Zie de rechtspraak die in paragraaf 8.3.2.1 is aangehaald.
Zie bijvoorbeeld Rb. Midden-Nederland 17 december 2014, ECLI:NL:RBMNE:2014:6597; Rb. Rotterdam 3 juni 2015, ECLI:NL:RBROT:2015:3946; Rb. Overijssel 29 april 2017, ECLI:NL: RBOVE:2017:2530; Conclusie A-G Timmerman voor HR 17 februari 2017, ECLI:NL: PHR:2017:224. Overigens zou gesteld kunnen worden dat een kasstroom- én verhaalsinsolventie niet veel verschilt van de maatstaf van de ‘onvermijdelijkheid van het faillissement’.

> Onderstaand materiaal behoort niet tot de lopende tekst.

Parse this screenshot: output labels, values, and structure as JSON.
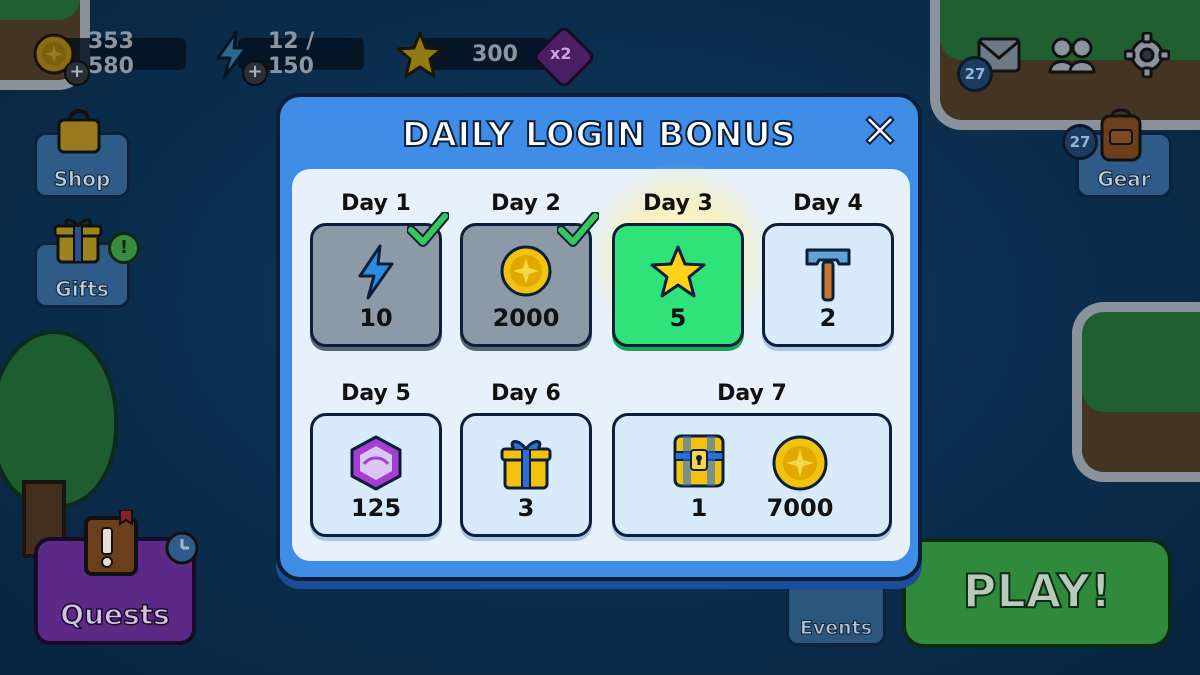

In 2014 wees de Hoge Raad arrest in een zaak waarin de bestuurder werd verweten een onrechtmatige selectieve betaling te hebben verricht (Kok/Maas).1 De bestuurder was enig bestuurder van de beheervennootschap die bestuurder was van de dochtervennootschap. De dochtervennootschap verkeerde al enige tijd in financiële moeilijkheden toen de indirect bestuurder namens de dochtervennootschap betalingen deed aan de beheervennootschap. In het faillissement van de dochtervennootschap sprak de curator de indirect bestuurder aan wegens onrechtmatige selectieve betalingen. In feitelijke instantie was vastgesteld dat ten tijde van de gewraakte betalingen sprake was van een aanmerkelijk negatief vermogen bij de dochtervennootschap, dat crediteuren grotendeels onbetaald bleven, dat er een melding van betalingsonmacht was gedaan bij de fiscus en dat laatstgenoemde reeds beslag had gelegd. De Hoge Raad nam als uitgangspunt dat de curator schadevergoeding vordert op de grond dat de bestuurder heeft meegewerkt aan de benadeling van schuldeisers door het onbetaald en onverhaalbaar blijven van hun vordering. Bij deze uiteenzetting merkte de Hoge Raad op dat in de zich voordoende zaak de aansprakelijk gestelde bestuurder optrad als bestuurder van de moedervennootschap die bestuurder was van de failliete dochtervennootschap. Vervolgens overwoog hij dat dit geval ‘zoveel gelijkenis vertoont met het geval waarin aan de orde is of een bestuurder op de voet van art. 6:162 BW aansprakelijk is op de grond dat hij heeft meegewerkt aan benadeling van schuldeisers van de gefailleerde vennootschap door het onbetaald en onverhaalbaar blijven van hun vordering, dat bij de beantwoording van de aansprakelijkheidsvraag aansluiting moet worden gezocht bij de maatstaven zoals vermeld in HR 8 december 2006, ECLI:NL:HR:2006:AZ0758, NJ 2006/659 (Ontvanger/[…])’. In die aansluiting naar analogie herhaalt de Hoge Raad vervolgens de norm uit het aangehaalde arrest, namelijk of de bestuurder wist of redelijkerwijze had behoren te begrijpen dat de door hem bewerkstelligde of toegelaten handelwijze van de vennootschap tot gevolg zou hebben dat deze haar verplichtingen niet zou nakomen en ook geen verhaal zou bieden voor de als gevolg daarvan optredende schade. Gelet op de door het hof vastgestelde en hiervoor genoemde feiten leidt de toepassing van deze norm, zo vervolgt het rechtscollege, tot aansprakelijkheid van de bestuurder.2
Annotator Van Schilfaarde stelt in zijn noot onder dit arrest dat de overwegingen met betrekking tot de gehanteerde norm geen grote verrassingen bevatten. Dat is mijns inziens niet zo eenduidig. Vooropgesteld zij dat, hoewel de Hoge Raad in de besproken rechtsoverwegingen in abstraherende zin spreekt over de maatstaf voor aansprakelijkheid, hij, zoals hiervoor is opgemerkt, in de analogie benadrukt dat de casus betrekking heeft op betalingen die in concernverband zijn gedaan. De overwegingen in het arrest kunnen derhalve niet zonder meer worden doorgetrokken naar de situatie waarin niet gerelateerde schuldeisers worden voldaan.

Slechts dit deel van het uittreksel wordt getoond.